Il profeta Mr Ubuntu contro (quasi) tutti
felipe, 14 settembre 2010 @ 15:41 in News, Opinioni.
Etichette: Canonical, Mark Shuttleworth, Red Hat, Ubuntu
Oggi ho letto un interessante sfogo scritto da Mark “la risposta è dentro di te” Shuttleworth, riportato anche da Barra in SocialBox, in cui Mr Ubuntu risponde alle eterne critiche che gli vengono mosse, ossia di non contribuire abbastanza al kernel Linux e a GNOME, progetti su cui si basa il suo popolare sistema operativo.
La parole da lui scelte per rispondere alle critiche sono abbastanza interessanti, come accade ogni volta che il dittatore benevolente a vita auto-nominato si pronuncia. Tirando fuori grazie ricevute e miracoli, in sostanza reitera quanto Canonical stia insistendo da anni su un investimento in costante perdita e che Ubuntu è un miracolo di generosità, conseguenza diretta di un talento (che si misura in fantastiliardi). Nel suo lungo articolo non manca nemmeno la parabola1 della famigliola e dell’azienda di 20.000 postazioni (wow) che si affidano con entusiasmo ad Ubuntu.
Queste esternazioni non hanno mancato di fare insospettire alcuni (cfr la discussione in SocialBox), facendo forse perdere di vista il cuore della questione…
Basta mettersi d’accordo sul significato di “contributo”
Io lo dico da sempre, ogni volta che ho la possibilità di manifestare i miei sentimenti riguardo a questo tema: il vero contributo di Ubuntu non è e non può essere solo il ritorno di codice in upstream. Quello sarebbe sempre auspicabile e di sicuro c’è margine per miglioramenti e per procedure più trasparenti. Magari quando e se Canonical smetterà di essere una Cassa per il Mezzogiorno informatico2 e comincerà a produrre utili re-investibili nell’ecosistema.

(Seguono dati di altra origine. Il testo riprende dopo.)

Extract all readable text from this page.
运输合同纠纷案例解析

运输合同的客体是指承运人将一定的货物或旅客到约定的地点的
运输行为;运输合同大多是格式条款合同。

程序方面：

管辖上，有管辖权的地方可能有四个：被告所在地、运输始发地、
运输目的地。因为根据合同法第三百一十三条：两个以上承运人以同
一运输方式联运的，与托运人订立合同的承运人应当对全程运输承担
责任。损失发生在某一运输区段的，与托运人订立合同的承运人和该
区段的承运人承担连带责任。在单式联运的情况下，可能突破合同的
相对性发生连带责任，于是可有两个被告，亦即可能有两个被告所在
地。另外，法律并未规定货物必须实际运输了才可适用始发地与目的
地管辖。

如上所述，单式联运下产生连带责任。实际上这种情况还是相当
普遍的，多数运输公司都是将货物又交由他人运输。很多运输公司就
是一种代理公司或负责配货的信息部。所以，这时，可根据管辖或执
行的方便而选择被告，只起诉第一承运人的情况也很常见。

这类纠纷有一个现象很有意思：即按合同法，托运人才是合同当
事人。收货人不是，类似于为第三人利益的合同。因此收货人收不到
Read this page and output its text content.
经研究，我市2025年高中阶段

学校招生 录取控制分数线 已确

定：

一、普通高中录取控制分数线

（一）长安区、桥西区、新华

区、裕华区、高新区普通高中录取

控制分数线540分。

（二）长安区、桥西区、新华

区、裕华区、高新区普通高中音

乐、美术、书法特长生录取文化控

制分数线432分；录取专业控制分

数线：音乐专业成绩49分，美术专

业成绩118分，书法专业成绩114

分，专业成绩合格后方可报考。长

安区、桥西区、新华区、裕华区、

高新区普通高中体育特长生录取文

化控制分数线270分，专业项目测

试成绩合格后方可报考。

Il contributo da valutare è invece essenzialmente rappresentato da Ubuntu stessa, una distribuzione di software libero totalmente aperta, che da anni ormai più di tutte le altre ha contribuito a sdoganare Linux tra non-nerd grazie al suo approccio “piacione”, alle sue piccole-grandi innovazioni e al suo riscontro presso il pubblico. Anche a costo di dover ingollare bocconi per qualcuno indigesti come il fatto che “Ubuntu non è Democrazia: è un Marchio. Sorpresi?“. È inutile al momento pretendere altro da Canonical, che ricordo essere solo una piccola azienda in costante perdita. Nulla a che vedere da una parte con l’eccellenza insuperata di Red Hat nel segmento server, che conta su margini di guadagno attentamente meritati e saggiamente utilizzati per finanziare il lavoro su molti progetti, dall’altra con Debian in quanto sforzo interamente comunitario.
In questa ottica io non riesco a non essere d’accordo con il messaggio di fondo di Mr Ubuntu. Per definire il suo modello di business la parola generosità ci può proprio stare e anzi proprio per questo faccio il tifo affinché diventi un affare sostenibile e in grado di avere mezzi per contribuire ancora di più e nel modo in cui viene chiesto a gran voce come se fosse l’unico3 . Sarà quello il banco di prova, se preferite. Insomma non serve dare addosso solo perché Ubuntu è una distribuzione molto popolare o perché rischia di diventare sinonimo di Linux o ancora perché il suo fondatore è ricco sfondato: non so quanti al suo posto si sarebbero lanciati in una controversa avventura del genere, invece di comprare un atollo :)
C’è posto per aziende di successo, per sforzi comunitari e anche per gente che esplora nuovi modelli di business apparentemente suicidi. OK, di sicuro “si può dare di più” (lolcit), ma francamente non vedo chi dovrebbe o potrebbe farlo.